The technique rose to prominence following the release of ChatGPT in November 2022, which used RLHF to produce more conversational and helpful responses compared to its base model.

Process

RLHF typically involves three stages:

1. Supervised fine-tuning

A pre-trained language model is first fine-tuned on a dataset of demonstrations — high-quality examples of desired behavior written by human annotators. This produces an initial policy that can follow instructions.

2. Reward model training

Human evaluators compare pairs of model outputs and indicate which response is better. These preference comparisons are used to train a separate reward model that predicts a scalar score representing how well a given output matches human preferences. The reward model learns to generalize from the comparison data to assign scores to novel outputs.

3. Policy optimization

The language model is then optimized using reinforcement learning (typically Proximal Policy Optimization, or PPO) to maximize the reward model's predicted score. A KL-divergence penalty against the supervised fine-tuned model prevents the policy from diverging too far from natural language and exploiting the reward model.

History

The conceptual foundations of learning from human feedback date to work by Andrew Ng and Stuart Russell in 2000 on reward shaping from human demonstrations. Key milestones include:

2017: Christiano et al. at OpenAI published "Deep Reinforcement Learning from Human Preferences", demonstrating the approach on Atari games and simulated robotics tasks.
2020: Stiennon et al. applied RLHF to text summarization, showing significant improvements over supervised-only baselines.
2022: OpenAI released InstructGPT, a GPT-3 model fine-tuned with RLHF that was preferred by labelers over the much larger base GPT-3.
2022: ChatGPT brought RLHF to mainstream attention.
2023: Anthropic published research on RLHF combined with Constitutional AI, using AI-generated feedback in addition to human preferences.

Variants and extensions

Constitutional AI (CAI)

Anthropic's Constitutional AI replaces some human feedback with AI self-critique guided by a set of principles (a "constitution"). The model generates responses, critiques them against the principles, and revises them, reducing reliance on human annotators while maintaining alignment.

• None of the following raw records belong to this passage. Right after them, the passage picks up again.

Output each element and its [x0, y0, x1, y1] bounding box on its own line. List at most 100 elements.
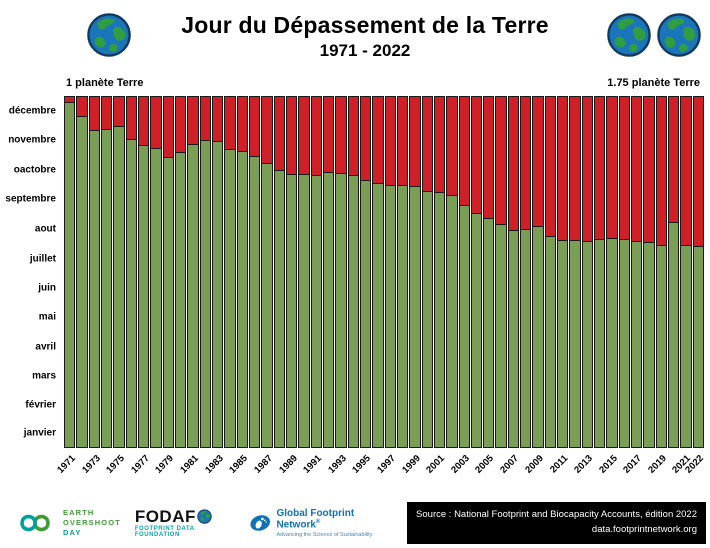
- bar-2016: [618, 96, 631, 448]
- x-tick-1997: 1997: [375, 453, 398, 476]
- bar-1980: [174, 96, 187, 448]
- bar-green-segment: [273, 170, 285, 448]
- bar-green-segment: [680, 245, 692, 448]
- x-tick-1973: 1973: [79, 453, 103, 476]
- bar-green-segment: [569, 239, 581, 448]
- bar-red-segment: [162, 96, 174, 157]
- bar-green-segment: [236, 150, 248, 448]
- bar-green-segment: [187, 144, 199, 448]
- bar-1990: [298, 96, 310, 448]
- bar-red-segment: [581, 96, 594, 241]
- bar-green-segment: [335, 173, 347, 448]
- bar-red-segment: [64, 96, 76, 102]
- bar-green-segment: [347, 175, 359, 448]
- bar-red-segment: [113, 96, 125, 126]
- bar-red-segment: [310, 96, 322, 176]
- bar-2020: [668, 96, 680, 448]
- bar-green-segment: [211, 141, 224, 448]
- bar-1999: [409, 96, 421, 448]
- bar-red-segment: [692, 96, 705, 247]
- x-tick-2001: 2001: [424, 453, 448, 476]
- bar-green-segment: [458, 204, 470, 448]
- bar-red-segment: [446, 96, 458, 196]
- fodafo-globe-o-icon: [197, 509, 212, 524]
- y-tick-mai: mai: [38, 311, 56, 323]
- bar-red-segment: [668, 96, 680, 223]
- bar-red-segment: [347, 96, 359, 176]
- fodafo-tagline: FOOTPRINT DATA FOUNDATION: [134, 526, 195, 538]
- bar-green-segment: [655, 245, 668, 448]
- earth-globe-icon: [87, 13, 131, 57]
- bar-2017: [631, 96, 643, 448]
- x-tick-1971: 1971: [55, 453, 78, 476]
- bar-green-segment: [64, 101, 76, 448]
- y-tick-aout: aout: [34, 223, 56, 235]
- bar-1981: [187, 96, 199, 448]
- bar-green-segment: [88, 129, 100, 448]
- bar-red-segment: [125, 96, 137, 140]
- bar-2019: [655, 96, 668, 448]
- bar-green-segment: [224, 149, 236, 448]
- bar-red-segment: [174, 96, 187, 152]
- bar-green-segment: [285, 174, 298, 448]
- bar-1987: [261, 96, 273, 448]
- x-tick-1977: 1977: [129, 453, 152, 476]
- bar-green-segment: [594, 238, 606, 448]
- bar-red-segment: [618, 96, 631, 239]
- x-tick-1993: 1993: [325, 453, 349, 476]
- planet-labels-row: 1 planète Terre 1.75 planète Terre: [66, 77, 700, 89]
- y-tick-janvier: janvier: [23, 427, 56, 439]
- plot-area: [64, 96, 705, 448]
- bar-red-segment: [594, 96, 606, 239]
- bar-2002: [446, 96, 458, 448]
- bar-green-segment: [643, 241, 655, 448]
- y-tick-juillet: juillet: [29, 253, 56, 264]
- y-tick-mars: mars: [32, 370, 56, 382]
- bar-green-segment: [310, 175, 322, 448]
- bar-green-segment: [433, 192, 446, 448]
- x-tick-2017: 2017: [621, 453, 645, 476]
- bar-2006: [495, 96, 507, 448]
- bar-red-segment: [483, 96, 495, 219]
- x-tick-1995: 1995: [350, 453, 374, 476]
- bar-green-segment: [162, 156, 174, 448]
- source-link[interactable]: data.footprintnetwork.org: [591, 524, 697, 535]
- bar-green-segment: [618, 238, 631, 448]
- x-tick-2011: 2011: [547, 453, 571, 476]
- footprint-icon: [250, 515, 270, 531]
- bar-1998: [396, 96, 409, 448]
- bar-red-segment: [359, 96, 372, 180]
- bar-2007: [507, 96, 520, 448]
- global-footprint-network-logo: Global Footprint Network® Advancing the …: [249, 508, 393, 538]
- bar-red-segment: [199, 96, 211, 141]
- bar-green-segment: [483, 218, 495, 448]
- bar-green-segment: [606, 237, 618, 448]
- bar-2014: [594, 96, 606, 448]
- bar-2004: [470, 96, 483, 448]
- bar-1979: [162, 96, 174, 448]
- bar-1994: [347, 96, 359, 448]
- fodafo-wordmark: FODAF: [135, 508, 212, 525]
- earth-overshoot-day-wordmark: EARTH OVERSHOOT DAY: [63, 508, 121, 538]
- x-tick-2005: 2005: [473, 453, 497, 476]
- bar-2008: [520, 96, 532, 448]
- bar-1974: [100, 96, 113, 448]
- bar-red-segment: [273, 96, 285, 171]
- x-tick-1979: 1979: [153, 453, 177, 476]
- x-tick-2015: 2015: [596, 453, 620, 476]
- bar-green-segment: [322, 172, 335, 448]
- bar-2012: [569, 96, 581, 448]
- footer: EARTH OVERSHOOT DAY FODAF FOOTPRINT DATA…: [12, 501, 706, 545]
- bar-green-segment: [174, 151, 187, 448]
- x-tick-1987: 1987: [252, 453, 275, 476]
- bar-2021: [680, 96, 692, 448]
- bar-2011: [557, 96, 569, 448]
- bar-green-segment: [199, 140, 211, 448]
- one-point-75-planet-label: 1.75 planète Terre: [607, 77, 700, 89]
- earth-globe-icon: [607, 13, 651, 57]
- eod-word-overshoot: OVERSHOOT: [63, 517, 121, 527]
- bar-2009: [532, 96, 544, 448]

Direct Preference Optimization (DPO)

Proposed by Rafailov et al. in 2023, DPO reformulates the RLHF objective to eliminate the need for an explicit reward model and RL optimization loop. Instead, it directly optimizes the policy using preference pairs through a classification-style loss, simplifying the training pipeline considerably.

RLAIF

Reinforcement Learning from AI Feedback uses a capable AI model to provide preference judgments instead of human annotators, enabling larger-scale preference data collection.

Challenges

Reward hacking: The policy may learn to exploit weaknesses in the reward model, producing outputs that score highly but are not genuinely preferred by humans.
Scalability: Collecting high-quality human preference data is expensive and slow.
Consistency: Different human annotators often disagree, introducing noise into the training signal.
Specification gaming: Models may learn to be persuasive rather than truthful if evaluators cannot reliably distinguish the two.

Applications

RLHF is used in most commercially deployed large language models, including:

ChatGPT and GPT-4 (OpenAI)
Claude (Anthropic)
Gemini (Google DeepMind)
LLaMA-based chat models (Meta)

References

Christiano, P. et al. (2017). "Deep Reinforcement Learning from Human Preferences". NeurIPS 2017.
Stiennon, N. et al. (2020). "Learning to summarize from human feedback". NeurIPS 2020.
Ouyang, L. et al. (2022). "Training language models to follow instructions with human feedback". NeurIPS 2022.
Rafailov, R. et al. (2023). "Direct Preference Optimization: Your Language Model is Secretly a Reward Model". NeurIPS 2023.
Bai, Y. et al. (2022). "Constitutional AI: Harmlessness from AI Feedback". Anthropic.